Real Vampires Don't Sparkle - Amy Fecteau (I got this book from NetGalley, in exchange for a honest review.)

There are good ideas in this novel, but I think it's in need of serious editing and cutting for the story to become more interesting. While there was some humour in it, and a few dialogue lines that made me smile, things tended to go on for too long in between plot points, without necessarily providing information and/or character growth. It made me feel like the story was dragging on, and in turn, I had a hard time pushing myself to read it.

The characters have their interesting sides, and some dialogues had a nice dynamics—what can I say, I like a dose of healthy snark. On the other hand, too often they behaved like drama queens, with a lot of pouting, glaring and other behaviours I'd associate to teenage girls rather than to grown-up men, especially when those are supposed to have lived for centuries and be all badass otherwise. Matheus struck me as childish most of the time, and only in the very last part did he seem to partly grow out of this.
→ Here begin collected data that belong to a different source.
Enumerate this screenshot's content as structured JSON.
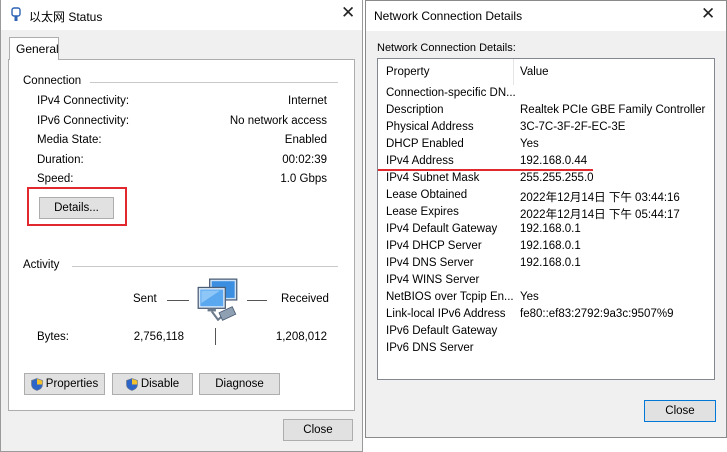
{
  "status_window": {
    "title": "以太网 Status",
    "tab": "General",
    "connection": {
      "heading": "Connection",
      "rows": [
        {
          "label": "IPv4 Connectivity:",
          "value": "Internet"
        },
        {
          "label": "IPv6 Connectivity:",
          "value": "No network access"
        },
        {
          "label": "Media State:",
          "value": "Enabled"
        },
        {
          "label": "Duration:",
          "value": "00:02:39"
        },
        {
          "label": "Speed:",
          "value": "1.0 Gbps"
        }
      ],
      "details_button": "Details..."
    },
    "activity": {
      "heading": "Activity",
      "sent_label": "Sent",
      "received_label": "Received",
      "bytes_label": "Bytes:",
      "bytes_sent": "2,756,118",
      "bytes_received": "1,208,012"
    },
    "buttons": {
      "properties": "Properties",
      "disable": "Disable",
      "diagnose": "Diagnose",
      "close": "Close"
    },
    "close_glyph": "✕",
    "highlight_color": "#e0282e"
  },
  "details_window": {
    "title": "Network Connection Details",
    "subtitle": "Network Connection Details:",
    "columns": {
      "property": "Property",
      "value": "Value"
    },
    "rows": [
      {
        "property": "Connection-specific DN...",
        "value": ""
      },
      {
        "property": "Description",
        "value": "Realtek PCIe GBE Family Controller"
      },
      {
        "property": "Physical Address",
        "value": "3C-7C-3F-2F-EC-3E"
      },
      {
        "property": "DHCP Enabled",
        "value": "Yes"
      },
      {
        "property": "IPv4 Address",
        "value": "192.168.0.44"
      },
      {
        "property": "IPv4 Subnet Mask",
        "value": "255.255.255.0"
      },
      {
        "property": "Lease Obtained",
        "value": "2022年12月14日 下午 03:44:16"
      },
      {
        "property": "Lease Expires",
        "value": "2022年12月14日 下午 05:44:17"
      },
      {
        "property": "IPv4 Default Gateway",
        "value": "192.168.0.1"
      },
      {
        "property": "IPv4 DHCP Server",
        "value": "192.168.0.1"
      },
      {
        "property": "IPv4 DNS Server",
        "value": "192.168.0.1"
      },
      {
        "property": "IPv4 WINS Server",
        "value": ""
      },
      {
        "property": "NetBIOS over Tcpip En...",
        "value": "Yes"
      },
      {
        "property": "Link-local IPv6 Address",
        "value": "fe80::ef83:2792:9a3c:9507%9"
      },
      {
        "property": "IPv6 Default Gateway",
        "value": ""
      },
      {
        "property": "IPv6 DNS Server",
        "value": ""
      }
    ],
    "close_button": "Close",
    "close_glyph": "✕"
  }
}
I expected Quin to be less patient with his antics, and show him things the hard way, instead of letting him pout and whine, with the occasional outburst. (Same with Alistair, who in my opinion should have been old enough to get over it.) Not to mention that Quin kept too much to himself, which led to Matheus not understanding, demanding answers, being denied them, throwing a tantrum, then dropping the matter—only to run after Quin when the latter went out to do something dangerous.

As for the plot itself, it's quite hard to define. It was partly too full (the hunters, Zeb's book, Milo's role, Bianca, the 'real bad guys'...), and yet at the same time went too slowly, being glazed over in favour of what I might called "filling up". Also, in the end, several things remained to be solved. Was there a traitor? Why did Quin claim Matheus, what prompted him to turn him instead of just murdering him? Perhaps this story would have fared better if divided between two books, and with less bantering in between turning points. For instance, Matheus discovering the world of vampires, going on his first hunts, being confronted to Grigori and the others, and to the hunters, would've made a complete story in itself. The way things were, I found those aspects weren't explored enough, and left too much room instead to those behaviours I mentioned above—which sure didn't fit well with what the title had led me to expect.

It looks like this is the first volume, and another one will follow, hopefully bringing answers. However, I'm still convinced it would've fared better with more editing, even if this meant going with two books instead of the one. The war mentioned in the last third would really deserve its own story, set apart from the rest—or be made the main plot from the beginning, without all the interruptions in between.